Сиповатый голос его зазвучал горячее, он подбросил в костер несколько свежих щепок и провел пальцем по острию топора. Он устраивает сходни с берега в реку; незатейливая работа: надобно загнать в дно реки два кола и два кола на берегу, затем нужно связать их двумя досками, а к этим доскам пришить гвоздями еще четыре. Для одного человека тут всей работы – на два часа, но он не спешит и возится с нею второй день, хотя хорошо видно, что действовать топором он умеет очень ловко и не любит людей, которые зря тратят время.

На том берегу реки пасется совхозный скот – коровы и лошади. Из рощи вышел парень с недоуздком в руках, шагнул к рыжему коню, – конь отбежал от него и снова стал щипать траву. Словоохотливый старик, перестав затесывать кол, начал следить, как парень ловил коня, и, следя, иронически бормотал:

– Экой неуклюжий!.. Опять не поймал… Ну, ну… эх, болван какой! Хватай за гриву! Эй!

Парень тоже не торопился. Коня схватила за гриву молодая комсомолка, тогда парень взнуздал его и, навалясь брюхом на хребет, поскакал, взмахивая локтями почти до ушей своих.

– Вот как они работают – с полчаса время ловил коня-то, – сказал старик, закуривая. – А кабы на хозяина работал, – поторопился бы, увалень!

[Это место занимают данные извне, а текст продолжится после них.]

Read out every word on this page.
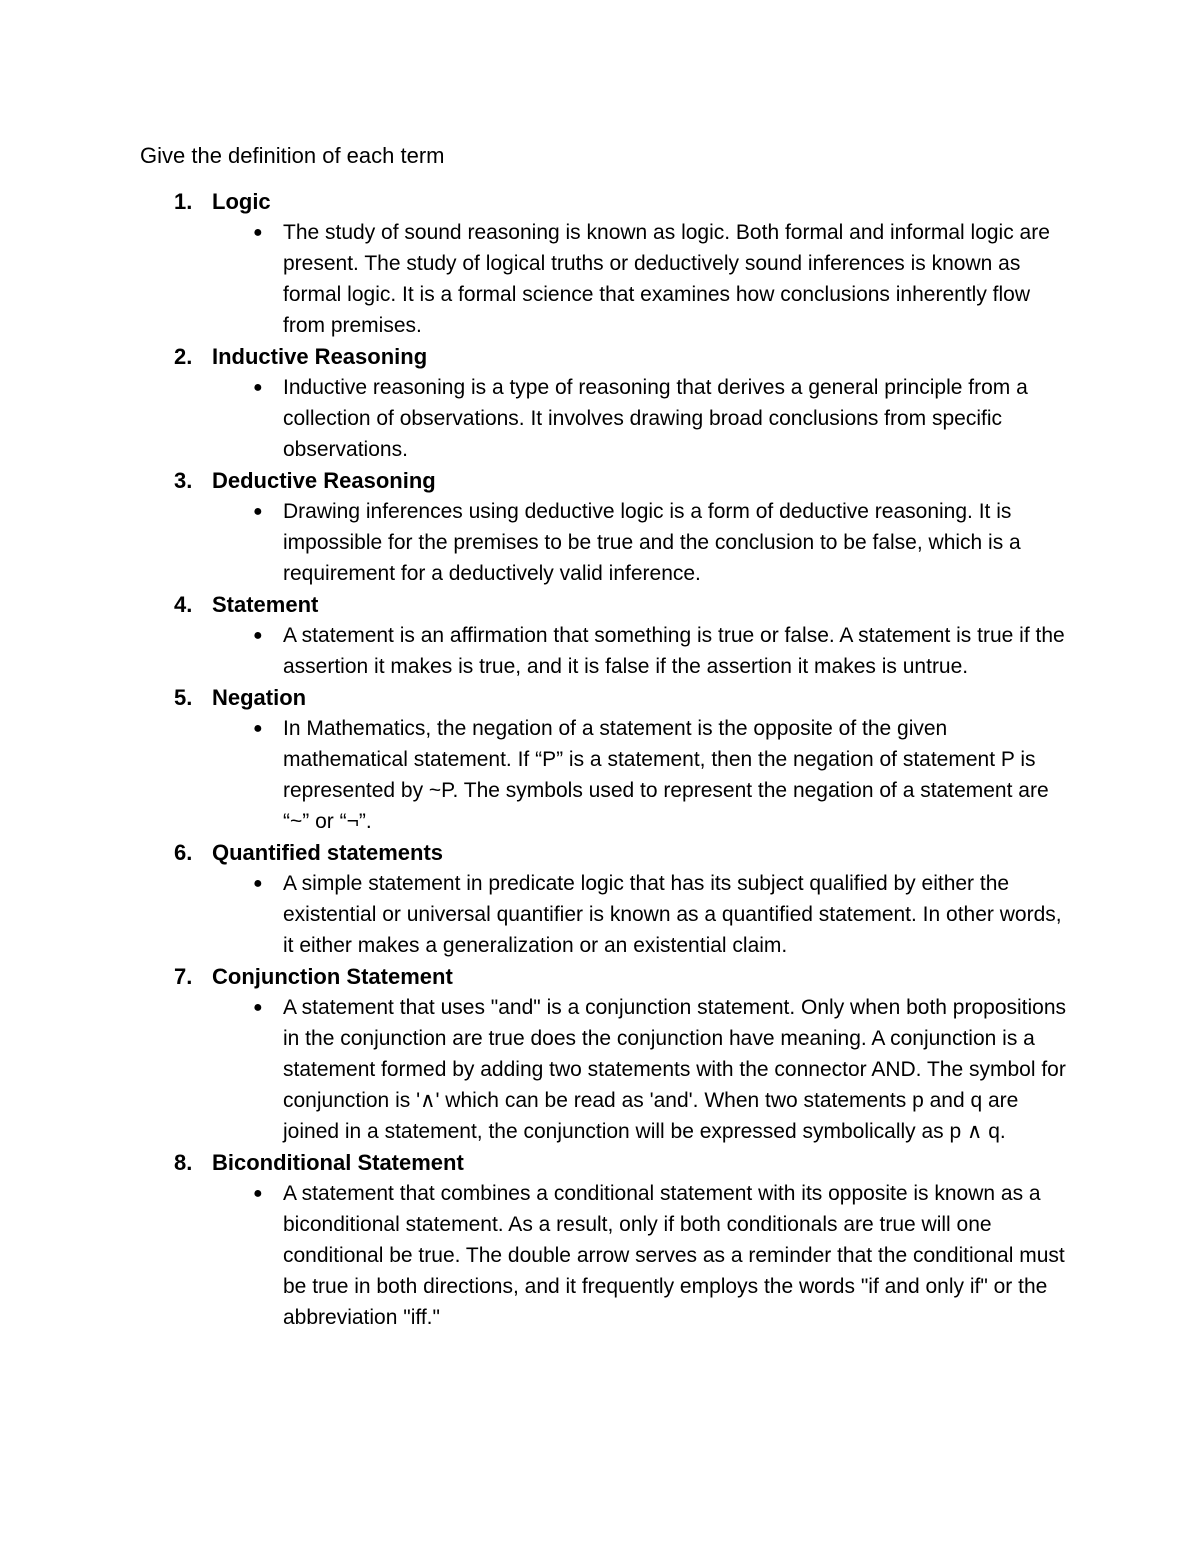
Give the definition of each term
1. Logic
● The study of sound reasoning is known as logic. Both formal and informal logic are present. The study of logical truths or deductively sound inferences is known as formal logic. It is a formal science that examines how conclusions inherently flow from premises.
2. Inductive Reasoning
● Inductive reasoning is a type of reasoning that derives a general principle from a collection of observations. It involves drawing broad conclusions from specific observations.
3. Deductive Reasoning
● Drawing inferences using deductive logic is a form of deductive reasoning. It is impossible for the premises to be true and the conclusion to be false, which is a requirement for a deductively valid inference.
4. Statement
● A statement is an affirmation that something is true or false. A statement is true if the assertion it makes is true, and it is false if the assertion it makes is untrue.
5. Negation
● In Mathematics, the negation of a statement is the opposite of the given mathematical statement. If “P” is a statement, then the negation of statement P is represented by ~P. The symbols used to represent the negation of a statement are “~” or “¬”.
6. Quantified statements
● A simple statement in predicate logic that has its subject qualified by either the existential or universal quantifier is known as a quantified statement. In other words, it either makes a generalization or an existential claim.
7. Conjunction Statement
● A statement that uses "and" is a conjunction statement. Only when both propositions in the conjunction are true does the conjunction have meaning. A conjunction is a statement formed by adding two statements with the connector AND. The symbol for conjunction is '∧' which can be read as 'and'. When two statements p and q are joined in a statement, the conjunction will be expressed symbolically as p ∧ q.
8. Biconditional Statement
● A statement that combines a conditional statement with its opposite is known as a biconditional statement. As a result, only if both conditionals are true will one conditional be true. The double arrow serves as a reminder that the conditional must be true in both directions, and it frequently employs the words "if and only if" or the abbreviation "iff."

И не спеша снова начал затесывать кол, пропуская слова сквозь густые подстриженные усы:

– Спорить я не согласен с вами насчет молодежи, она, конешно, действует… добровольно, скажем. Ну, однако, нам ее понять нельзя. Она, похоже, хочет все дела сразу изделать. У нее, может, такой расчет, чтобы к пятидесяти годам все барами жили. Может, в таком расчете она и того… бесится.

Ну, да, конешно, это слово – от нашего необразования: не бесится, а вообще, значит… действует! И – ученая, это видно. Экзаменты держит на высокие должности, из мужиков метит куда повыше. Некоторые – достигают: тут недалеко сельсоветом вертит паренек, так я его подпаском знавал, потом, значит, он в Красной Армии служил, а теперь вот – пожалуйте! Старики его слушать обязаны! Герой!

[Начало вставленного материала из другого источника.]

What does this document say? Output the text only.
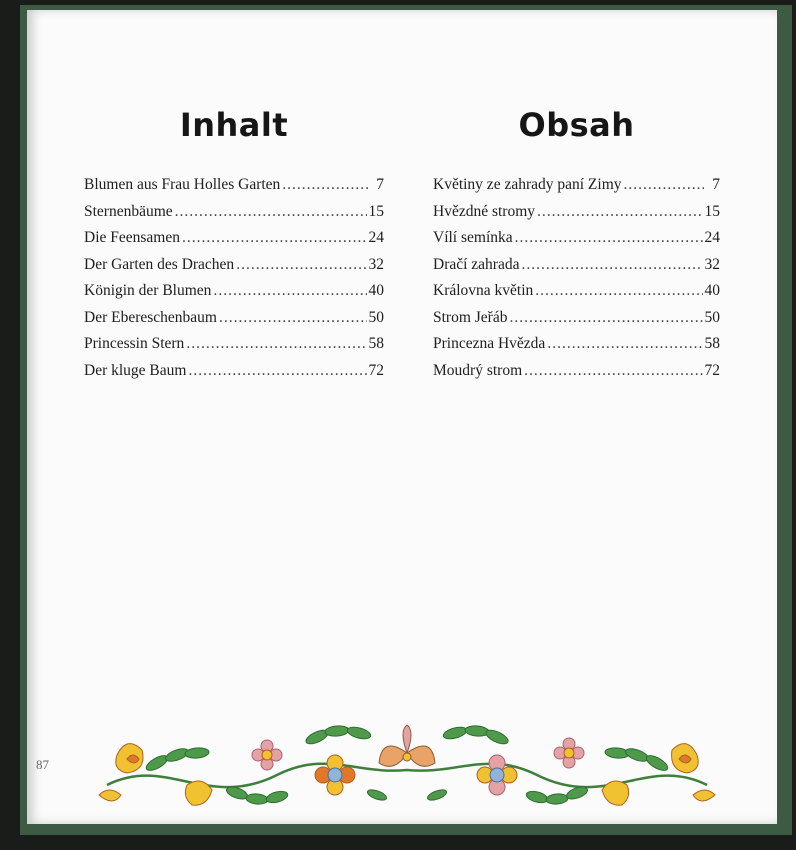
Inhalt
Blumen aus Frau Holles Garten .....	7
Sternenbäume .....	15
Die Feensamen .....	24
Der Garten des Drachen .....	32
Königin der Blumen .....	40
Der Ebereschenbaum .....	50
Princessin Stern .....	58
Der kluge Baum .....	72
Obsah
Květiny ze zahrady paní Zimy .....	7
Hvězdné stromy .....	15
Vílí semínka .....	24
Dračí zahrada .....	32
Královna květin .....	40
Strom Jeřáb .....	50
Princezna Hvězda .....	58
Moudrý strom .....	72
87
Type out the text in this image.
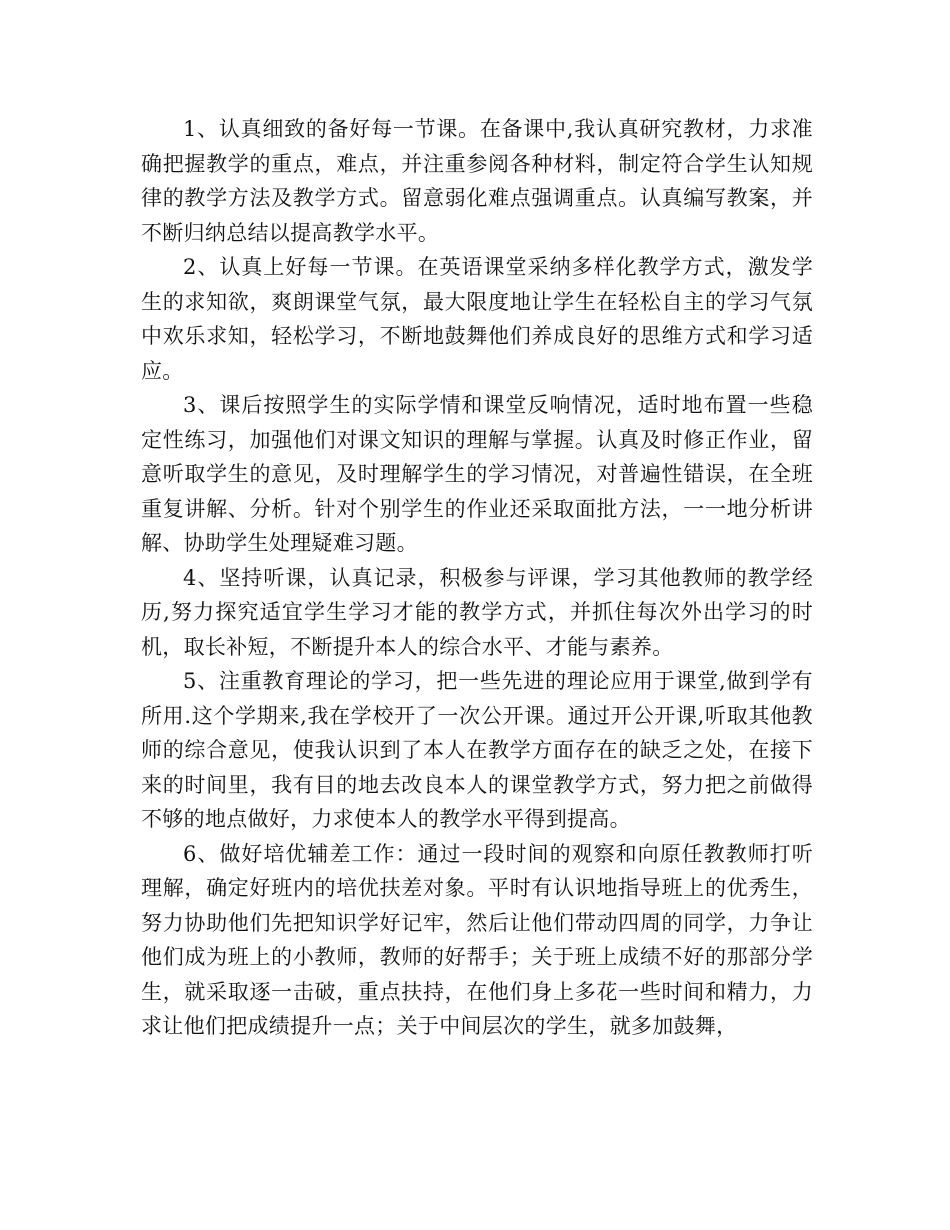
1、认真细致的备好每一节课。在备课中,我认真研究教材，力求准确把握教学的重点，难点，并注重参阅各种材料，制定符合学生认知规律的教学方法及教学方式。留意弱化难点强调重点。认真编写教案，并不断归纳总结以提高教学水平。

2、认真上好每一节课。在英语课堂采纳多样化教学方式，激发学生的求知欲，爽朗课堂气氛，最大限度地让学生在轻松自主的学习气氛中欢乐求知，轻松学习，不断地鼓舞他们养成良好的思维方式和学习适应。

3、课后按照学生的实际学情和课堂反响情况，适时地布置一些稳定性练习，加强他们对课文知识的理解与掌握。认真及时修正作业，留意听取学生的意见，及时理解学生的学习情况，对普遍性错误，在全班重复讲解、分析。针对个别学生的作业还采取面批方法，一一地分析讲解、协助学生处理疑难习题。

4、坚持听课，认真记录，积极参与评课，学习其他教师的教学经历,努力探究适宜学生学习才能的教学方式，并抓住每次外出学习的时机，取长补短，不断提升本人的综合水平、才能与素养。

5、注重教育理论的学习，把一些先进的理论应用于课堂,做到学有所用.这个学期来,我在学校开了一次公开课。通过开公开课,听取其他教师的综合意见，使我认识到了本人在教学方面存在的缺乏之处，在接下来的时间里，我有目的地去改良本人的课堂教学方式，努力把之前做得不够的地点做好，力求使本人的教学水平得到提高。

6、做好培优辅差工作：通过一段时间的观察和向原任教教师打听理解，确定好班内的培优扶差对象。平时有认识地指导班上的优秀生，努力协助他们先把知识学好记牢，然后让他们带动四周的同学，力争让他们成为班上的小教师，教师的好帮手；关于班上成绩不好的那部分学生，就采取逐一击破，重点扶持，在他们身上多花一些时间和精力，力求让他们把成绩提升一点；关于中间层次的学生，就多加鼓舞，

Бывало, парень пошагает в солдатах три-четыре года, воротится в деревню и все-таки – свой человек! Ежели и покажет городскую, военную спесь, так – ненадолго, покуражится годок и – опять мужик в полном виде. А теперь из Красной-то через два года приходит парень фармазон фармазоном и сразу начинает все обстоятельства опровергать. Настоящего солдата и незаметно в нем, кроме выправки, однако – воюет против всех граждан мужиков и нет для него никакого уёму. У него – ни усов, ни бороды, а он ставит себя учителем…

– Плохо учит?

Старик швырнул окурок в воду, швырнул вслед за ним щепку и, сморщив щетинистое лицо, ответил:

– Я вам, гражданин, прямо скажу: не в том досада, что – учит, а в том, что правильно учит, курвин сын!

– Непонятно это!

– Нет, понять можно! Досада в том, что обидно: я всю жизнь дело знал, а оказывается – не так знал, дураком жил! Вон оно что! Кабы он врал, я бы над ним смеялся, а так, как есть, – он прет на меня, мне уже и увернуться некуда. Он в хозяйство-то вжиться не успел, по возрасту его. А – чего-то нанюхался… Кабы из него, как из меня, земля жилы-то вытянула, так он бы про колхозы не кричал, а кричал бы: не троньте! Да-а! Он в колхоз толкает – почему? Потому, видишь ты, что он на тракториста выучился, ему выгодно на машине сидеть, колесико вертеть.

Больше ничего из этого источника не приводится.